Canon law imposes strict obligations on clerics, including bishops, to avoid activities unbecoming their state, such as assuming public offices involving civil power or managing lay goods without ordinary permission. This fosters detachment from personal financial entanglements. Remuneration for bishops and other clerics is not a "salary" in the commutative justice sense but "honest sustenance" suited to their ministry, accounting for local conditions and enabling focus on ecclesiastical service. "The Church... guarantees to the cleric honest sustenance, whatever might be the assignment... so that he might continue to exercise his ministerial service... in serenity and complete liberty." Diocesan systems often pool resources for equitable distribution, where individual incomes (excluding strictly personal savings) contribute to a common fund, preventing disparities but protecting core support.
The "privilege of competency" further shields clerics' goods from civil attachment for debts, ensuring sufficient means for sustenance. "The goods of a cleric, burdened with debt, cannot be attached or sold without leaving him sufficient means of support." This privilege persists unless abused through fraudulent debts. Civil laws vary—some nations exempt ministerial necessities from seizure—but the principle prioritizes clerical support over creditors. Bishops, as stewards of "mysteries of God," must exemplify trustworthiness, avoiding scandal in financial management.
In civil litigation, such as tort or bankruptcy cases, plaintiffs have sought "enterprise liability" to hold bishops personally accountable for affiliated entities' actions, but courts have largely resisted, citing First Amendment protections for internal church governance. Cases like In re Archdiocese of Saint Paul & Minneapolis denied consolidation because episcopal oversight does not equate to corporate abuse. Similarly, dioceses were not vicariously liable for parish or entity torts without day-to-day control. The Puerto Rico Supreme Court's contrary approach—holding dioceses liable across boundaries—has been critiqued as pressuring churches to centralize, conflicting with canon law's local autonomy.
Bishops' wills reinforce this divide: ecclesiastical benefice income cannot be bequeathed personally without violating charity toward church works, while private savings (from family, frugality, etc.) remain disposable.
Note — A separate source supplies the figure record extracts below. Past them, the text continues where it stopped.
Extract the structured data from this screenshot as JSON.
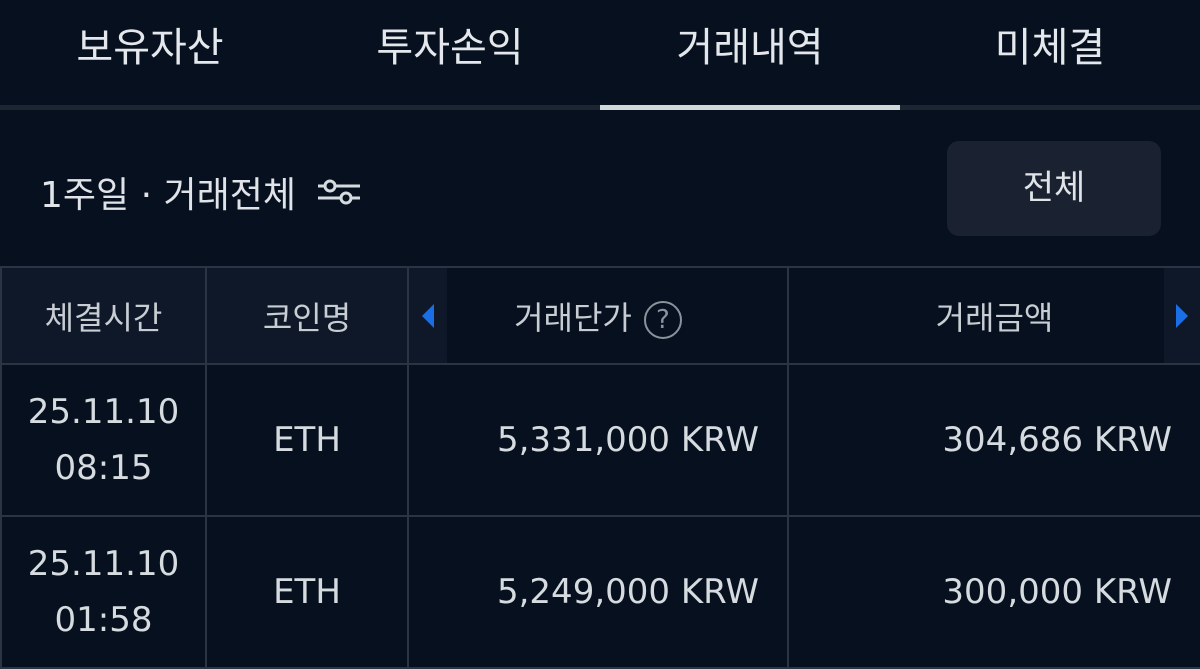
{
  "tabs": [
    {
      "label": "보유자산"
    },
    {
      "label": "투자손익"
    },
    {
      "label": "거래내역"
    },
    {
      "label": "미체결"
    }
  ],
  "active_tab": "거래내역",
  "filter": {
    "label": "1주일 · 거래전체",
    "button": "전체"
  },
  "colors": {
    "accent": "#1a6fe6",
    "background": "#06101e"
  },
  "table": {
    "headers": [
      "체결시간",
      "코인명",
      "거래단가",
      "거래금액"
    ],
    "rows": [
      {
        "date": "25.11.10",
        "time": "08:15",
        "coin": "ETH",
        "price": "5,331,000 KRW",
        "amount": "304,686 KRW"
      },
      {
        "date": "25.11.10",
        "time": "01:58",
        "coin": "ETH",
        "price": "5,249,000 KRW",
        "amount": "300,000 KRW"
      }
    ]
  }
}
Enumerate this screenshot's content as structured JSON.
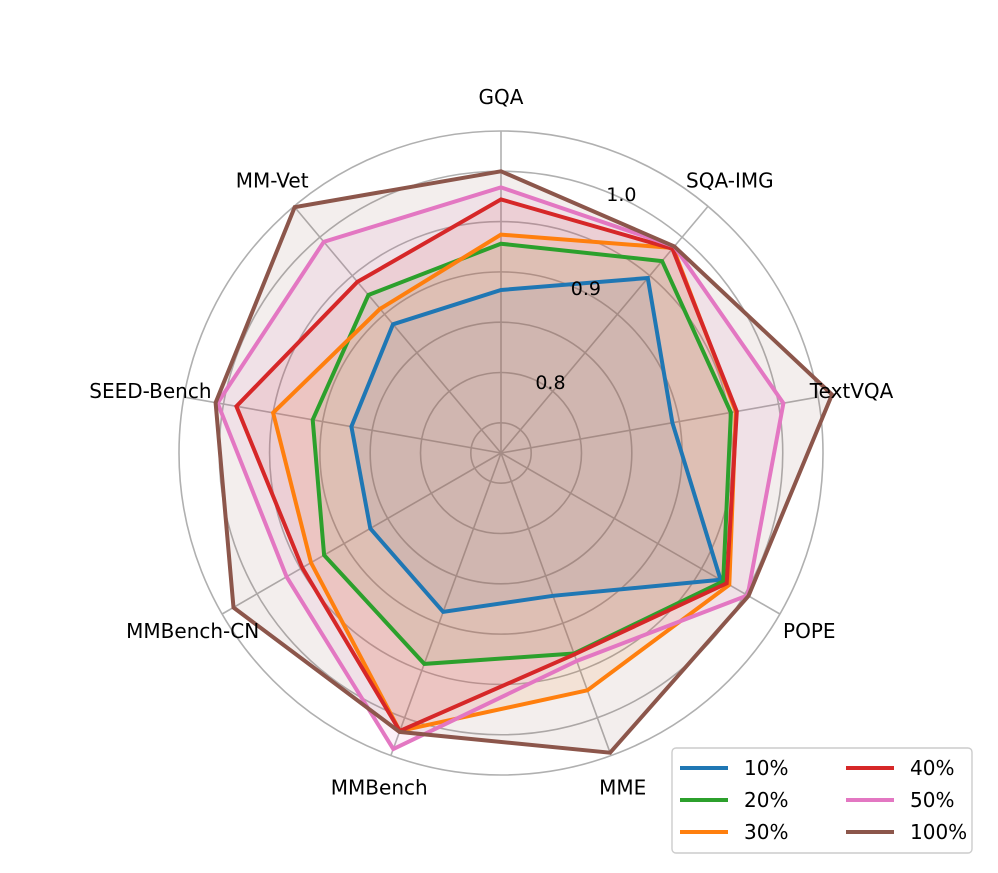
{
  "chart_data": {
    "type": "radar",
    "axes": [
      "GQA",
      "SQA-IMG",
      "TextVQA",
      "POPE",
      "MME",
      "MMBench",
      "MMBench-CN",
      "SEED-Bench",
      "MM-Vet"
    ],
    "rlim": [
      0.72,
      1.04
    ],
    "rticks": [
      {
        "value": 0.8,
        "label": "0.8"
      },
      {
        "value": 0.9,
        "label": "0.9"
      },
      {
        "value": 1.0,
        "label": "1.0"
      }
    ],
    "grid": true,
    "legend_position": "bottom-right",
    "legend_columns": 2,
    "series": [
      {
        "name": "10%",
        "color": "#1f77b4",
        "values": [
          0.882,
          0.947,
          0.893,
          0.972,
          0.871,
          0.888,
          0.87,
          0.871,
          0.887
        ]
      },
      {
        "name": "20%",
        "color": "#2ca02c",
        "values": [
          0.928,
          0.969,
          0.952,
          0.975,
          0.932,
          0.943,
          0.923,
          0.91,
          0.925
        ]
      },
      {
        "name": "30%",
        "color": "#ff7f0e",
        "values": [
          0.937,
          0.986,
          0.957,
          0.982,
          0.971,
          1.014,
          0.938,
          0.95,
          0.907
        ]
      },
      {
        "name": "40%",
        "color": "#d62728",
        "values": [
          0.972,
          0.985,
          0.958,
          0.979,
          0.933,
          1.014,
          0.948,
          0.987,
          0.942
        ]
      },
      {
        "name": "50%",
        "color": "#e377c2",
        "values": [
          0.984,
          0.988,
          1.005,
          1.003,
          0.94,
          1.033,
          0.966,
          1.006,
          0.994
        ]
      },
      {
        "name": "100%",
        "color": "#8c564b",
        "values": [
          1.0,
          0.988,
          1.054,
          1.004,
          1.037,
          1.015,
          1.027,
          1.008,
          1.039
        ]
      }
    ]
  }
}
Diocesan bishops must provide for church property succession via testament, distinguishing personal items. The bishop supervises charitable goods and collections but ensures proportionality and conformity to Church teaching, submitting reports for transparency.
Where resources fall short, bishops may levy moderate taxes or authorize collections, but always within law. Ultimately, civil liability engages diocesan assets under episcopal administration, not personal finances, barring exceptional fraud.
In summary, civil liability rarely extends to bishops' personal financial responsibilities due to canon law's rigorous separation of juridic persons, the privilege of competency, and judicial deference to church structure. Bishops must vigilantly maintain this distinction to safeguard their ministry and the faithful's trust.